In addition to AI integrated directly into the simulation workload, the FG-HPCC will support increased use of digital twins to model components produced at PA sites (e.g., Y-12, Kansas City National Security Complex (KCNSC), Pantex). These sites manufacture components according to designs produced by DA sites. A digital twin of a 3-D printed part can be used as an input to a traditional simulation, enabling parts to be “born certified” via increased simulation accuracy. AI models will serve two roles for digital twins. First, AI models will be used to monitor physical systems and to generate streams of measurements based on the monitoring data. Second, AI models will be used to monitor and to integrate multiple streams of measurements to annotate existing digital models. In both of these use cases, the computational needs of the AI models are more focused on real-time execution and on-demand scheduling to be consistent with live experiments at the production facility.

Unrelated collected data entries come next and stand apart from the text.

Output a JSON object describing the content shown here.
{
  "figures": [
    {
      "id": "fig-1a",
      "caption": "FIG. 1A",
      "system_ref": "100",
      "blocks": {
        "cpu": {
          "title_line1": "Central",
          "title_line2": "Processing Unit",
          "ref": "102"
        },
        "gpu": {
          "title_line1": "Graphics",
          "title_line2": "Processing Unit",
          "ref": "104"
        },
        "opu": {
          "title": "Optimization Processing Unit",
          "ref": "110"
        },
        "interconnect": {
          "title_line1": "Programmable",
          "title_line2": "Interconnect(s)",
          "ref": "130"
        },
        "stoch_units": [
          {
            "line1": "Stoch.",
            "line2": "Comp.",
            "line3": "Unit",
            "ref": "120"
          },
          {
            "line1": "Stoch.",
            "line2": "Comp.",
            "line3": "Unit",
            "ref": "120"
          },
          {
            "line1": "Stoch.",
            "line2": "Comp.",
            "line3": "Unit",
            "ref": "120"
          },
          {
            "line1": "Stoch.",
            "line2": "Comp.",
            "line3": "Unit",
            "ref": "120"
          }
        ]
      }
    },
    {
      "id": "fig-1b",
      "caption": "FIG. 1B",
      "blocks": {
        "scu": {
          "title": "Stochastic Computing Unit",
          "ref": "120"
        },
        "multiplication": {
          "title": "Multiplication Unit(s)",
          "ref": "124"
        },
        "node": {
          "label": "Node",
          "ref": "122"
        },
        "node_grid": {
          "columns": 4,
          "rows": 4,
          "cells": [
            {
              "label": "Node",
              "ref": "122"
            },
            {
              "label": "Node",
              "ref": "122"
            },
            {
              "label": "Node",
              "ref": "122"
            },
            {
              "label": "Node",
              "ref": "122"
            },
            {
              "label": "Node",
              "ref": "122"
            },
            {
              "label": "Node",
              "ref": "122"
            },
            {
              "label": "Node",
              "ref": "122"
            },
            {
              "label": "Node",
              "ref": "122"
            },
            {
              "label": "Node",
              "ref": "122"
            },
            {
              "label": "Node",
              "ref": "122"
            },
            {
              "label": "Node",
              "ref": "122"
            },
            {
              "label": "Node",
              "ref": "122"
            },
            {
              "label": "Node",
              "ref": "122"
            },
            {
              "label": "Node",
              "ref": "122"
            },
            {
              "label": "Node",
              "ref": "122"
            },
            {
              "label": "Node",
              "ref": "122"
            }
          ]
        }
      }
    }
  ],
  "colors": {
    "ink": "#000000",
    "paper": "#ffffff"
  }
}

Section 5.1.3. Inverse Design

Generative AI models will be used for inverse design capability, specifically to explore a design space rapidly and to identify key regions that should be examined with further ModSim runs. In this type of workflow, thousands or more traditional ModSim runs will be orchestrated with scientifically varied inputs. The outputs of the simulations will be collected and the full input

and output data will inform a human designer or train a surrogate model of the simulation. These types of generative models can be substantially more expensive to execute than a typical surrogate model, but lighter weight than the orchestration models discussed in Section 5.1.1. These generative models may benefit from AI accelerators, possibly in distinct AI elements.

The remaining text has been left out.